Starring Nate Parker, Armie Hammer & Penelope Ann Miller

Directed by Nate Parker

R

In theaters Oct. 7, 2016


In 1831, 31-year-old Nat Turner led a slave uprising in Virginia that resulted in the deaths of more than 50 white men, women and children, and the retaliation of white mobs and militias that killed some 200 blacks—including many who were not involved in the rebellion.

A “literate” black who could read and write, Turner grew up on Bible stories and later held worship services for his fellow slaves. He eventually came to believe that God had finally seen enough of the injustices of slavery, and was calling him to lead a slave army on a march of vengeful, wrong-righting insurrection.

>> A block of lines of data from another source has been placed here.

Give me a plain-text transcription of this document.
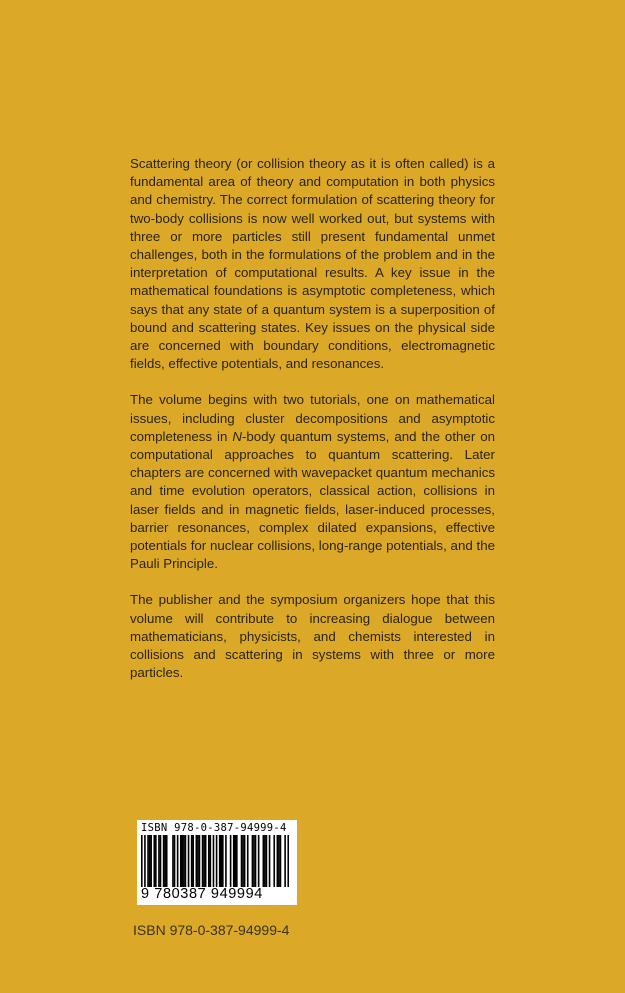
Scattering theory (or collision theory as it is often called) is a fundamental area of theory and computation in both physics and chemistry. The correct formulation of scattering theory for two-body collisions is now well worked out, but systems with three or more particles still present fundamental unmet challenges, both in the formulations of the problem and in the interpretation of computational results. A key issue in the mathematical foundations is asymptotic completeness, which says that any state of a quantum system is a superposition of bound and scattering states. Key issues on the physical side are concerned with boundary conditions, electromagnetic fields, effective potentials, and resonances.

The volume begins with two tutorials, one on mathematical issues, including cluster decompositions and asymptotic completeness in N-body quantum systems, and the other on computational approaches to quantum scattering. Later chapters are concerned with wavepacket quantum mechanics and time evolution operators, classical action, collisions in laser fields and in magnetic fields, laser-induced processes, barrier resonances, complex dilated expansions, effective potentials for nuclear collisions, long-range potentials, and the Pauli Principle.

The publisher and the symposium organizers hope that this volume will contribute to increasing dialogue between mathematicians, physicists, and chemists interested in collisions and scattering in systems with three or more particles.

ISBN 978-0-387-94999-4
9 780387 949994
ISBN 978-0-387-94999-4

When a solar eclipse darkened the sky over the cotton fields one day, Turner knew he’d seen his sign—he’d gotten his “go” signal. The timing, as they say, was right.

The timing was right for director and star Nate Parker, too, when he opened his movie about Nat Turner earlier this year at the Sundance Film Festival. The Birth of a Nation was a smash, a stunner, a shocker. Landing smack in the middle of the #OscarSoWhite controversy—about the lack of diversity among the 2016 Academy Awards nominees—it was a bracing, provocative blast of black-powered, top-to-bottom talent, and a topic, that couldn’t be ignored.

And it wasn’t. Fox Searchlight forked over $17.5 million for the distribution rights, a Sundance record, to get the film into theaters by the end of the year.

The film also recently opened the 10th annual International Black Film Festival in Nashville, Tenn., just ahead of its wide theatrical release.

The Birth of a Nation is a powerful piece of filmmaking, and a mighty impressive work, especially as Parker’s debut as a director. It takes a little-known event from America’s shameful past and elevates it to rousing, epic proportions. Both in front of and behind the camera, Parker shows the humanity as well as the horrors of slavery in the antebellum South, and the evils of an entire economic system built upon the systematic exploitation of a population for profit, regardless of the “kindness” or cruelty of any individual master, landowner, merchant or anyone else who benefitted.

Armie Hammer plays Turner’s second-generation master, Samuel Turner, whose benevolence is eclipsed by his desire to keep his estate financially secure and reputable—at whatever the cost. Penelope Ann Miller is Samuel’s mother, who teaches young Nat to read, which has enormous repercussions. Jackie Earle Haley is a sadistic slave hunter. Gabrielle Union portrays Esther, a slave wife forced to spend an evening as “entertainment” for one of Samuel Turner’s drunken guests.

Yes, it’s sometimes hard to watch—to see Turner tied to a post and horsewhipped to a pulp, to watch a little white girl lead a little black girl around with a rope “leash” around her neck, to witness a slave get his teeth get bashed out with a hammer. And a couple of—pivotal—rape scenes are particularly discomforting, given how the movie has reactivated the spotlight on Parker and his screenwriting collaborator Jean Celeste and the charges that were brought against them in 1999 as college students that they raped a fellow student; Parker was acquitted, the charges were dropped on Celeste after he appealed, and the woman who accused them committed suicide.

Different audiences will see this movie through different prisms, quite obviously. Some people won’t want to see it at all, for various reasons. Given the inflamed, highly polarized state of affairs across the nation, the Black Lives Matter movement and protests about police treatment of blacks, racial profiling, our national anthem and criminal injustice, the film resonates with a righteous unrest that rings far beyond events that happened 175 years ago.

“They’re killin’ people everywhere for no reason all than bein’ black,” says Turner’s wife, Cherry (Aja Naomi King).

In so many ways, the timing for Parker’s film about Nat Turner feels so right, and so right now.